I know I need to practice my public speaking skills. It’s never been easy for me to speak in front of an audience bigger than my group of friends. I always pictured myself working in a field where I would never need to know how to present my ideas to a large audience. The words that people would use to describe me were ‘quiet’ and ‘shy’ throughout most of my life.
I have spent almost five years in university now. As I have grown and started to come out of my shell, I am now excited about the possibility of performing in front of an audience and for my audience to be interested in what I have to say.
I want to be someone that has something meaningful to say.
I have started to open my mind to new opportunities and challenges for a very simple reason. I want to continue to grow. Growth comes from pushing yourself past you comfort zone, so you can get experience in new areas and hopefully become comfortable within this new territory.
I had this mentality when I enrolled in this course. I new I would have to speak in front of others and write in various genres. It’s all experience towards a stronger self, almost like a video game, crunching to the next level.
Then comes the TED talk, and I convince myself to embrace it.
To prepare for the TED talk, other than doing research on my topic, I went through an exercise that I’ve used in the past to defeat anxiety.
The idea is to focus on everything that is happening in a very logical and honest sense. You focus on exactly what you are feeling, hearing and seeing. You focus on what you are doing and what others are doing. You focus on your environment and what is happening around you. Then you identify all of these things and force yourself to feel at peace with what is occurring. All you are doing is identifying what is happening and removing any positive or negative labels.
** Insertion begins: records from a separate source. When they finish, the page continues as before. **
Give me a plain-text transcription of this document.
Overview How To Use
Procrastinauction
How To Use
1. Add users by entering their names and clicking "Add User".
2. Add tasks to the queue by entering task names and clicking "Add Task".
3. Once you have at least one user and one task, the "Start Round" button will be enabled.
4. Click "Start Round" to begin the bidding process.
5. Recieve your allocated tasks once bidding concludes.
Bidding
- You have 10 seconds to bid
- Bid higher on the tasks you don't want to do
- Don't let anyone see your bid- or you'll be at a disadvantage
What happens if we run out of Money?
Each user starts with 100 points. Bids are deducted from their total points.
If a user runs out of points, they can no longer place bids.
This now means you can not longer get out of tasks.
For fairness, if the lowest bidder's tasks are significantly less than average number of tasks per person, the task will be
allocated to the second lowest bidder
I used this technique, but I applied it to what could be happening while I am in front of the class. Mentally going through all of the possible feelings and occurrences during the presentation helped me prepare for how to respond.
My preparations are complete and it’s time to defeat TED.
When it was finally my time to talk, there was still a bit of anxiety and my heart was racing, but I new this was going to happen. I continued with my research and slowed my speech, and everything seemed to turn out fine. With a solid team at my side, our presentation ran quite well.
In the end, the TED talk was a success and I really enjoyed the feeling of accomplishing something that I wouldn’t usually consider easy.